Others too: Recognise Sarna in Census
Coercion has many forms. It can be direct, a way only too familiar nowadays, or it can be insidious, manifesting its effects gradually. The quiet narrowing down of choice of religion for the indigenous peoples of India on the census form is a good example of the second. On the census form in 1951, they had a column entitled ‘Tribe’, distinct from the named religions. This suggested that the religious beliefs of indigenous people did not have to be acknowledged with the ‘main’ religious systems. Different tribes were lumped together with numerically sparse populations, such as Parsis — there was no need, apparently, to distinguish among them. The disinterest in ancient animistic religions pushed a larger group of people than the followers of named religions, such as Jainism or Buddhism, towards a kind of anonymity — and the attitude remained unchanged. Later census forms had ‘Others’ as the extra column, which, however, allowed the noting of separate beliefs, such as Sarna, a form of nature worship followed by a large number of tribes. The demand to include Sarna as a separate column on the census form has been growing in intensity in the last few years, and the Jharkhand Mukti Morcha-led government that took over power in Jharkhand in 2019, promised to make this possible.

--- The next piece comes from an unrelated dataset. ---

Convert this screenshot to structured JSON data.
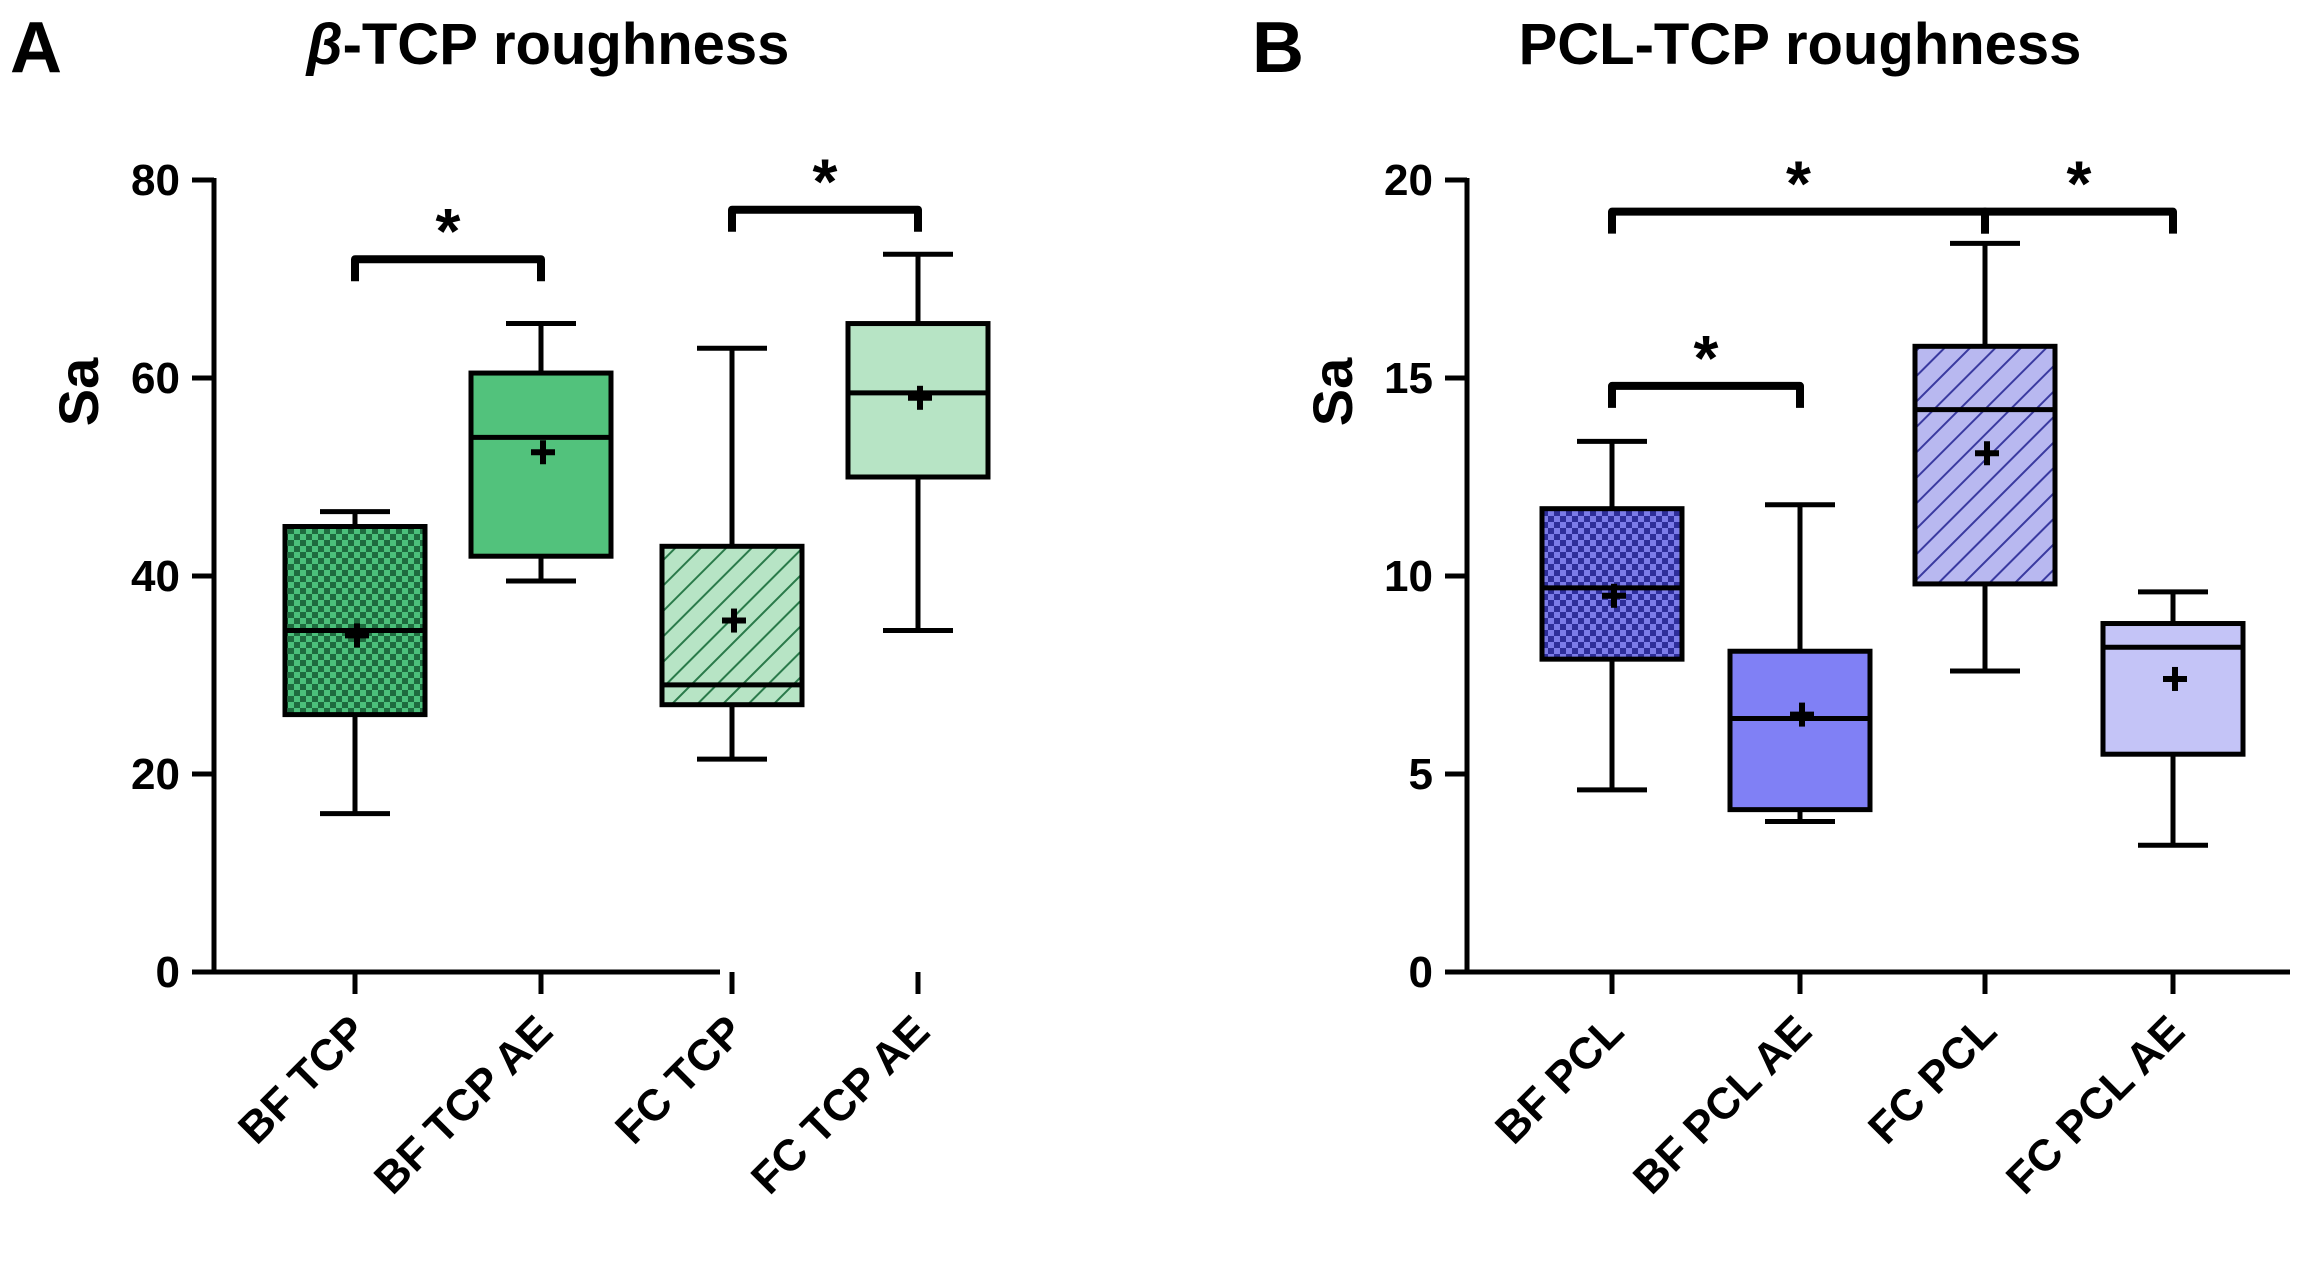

Now the apprehension that the 2021 census form will not even have the ‘Others’ column has led to the 32 tribal groups in Jharkhand threatening to boycott the census unless ‘Sarna’ is included under religions. Otherwise they would be forced either to not record their religion at all or to show themselves as adherents of Hinduism, Islam, Christianity, Sikhism, Buddhism or Jainism. The tribes of Jharkhand have promised to make this into a tribal movement covering all tribe-inhabited states, especially because they suspect that the removal of the ‘Others’ column is a Rashtriya Swayamsevak Sangh-Bharatiya Janata Party ruse to compel tribes to register under Hinduism. It would not be surprising if the indifference of earlier political regimes have cleared the way for Hindutva interests. Perhaps it is time to include columns under the heads of the main tribal religions as well as one marked ‘Others’ as recompense. The constitutional freedom to practise one’s own religion implies other people’s respect for it.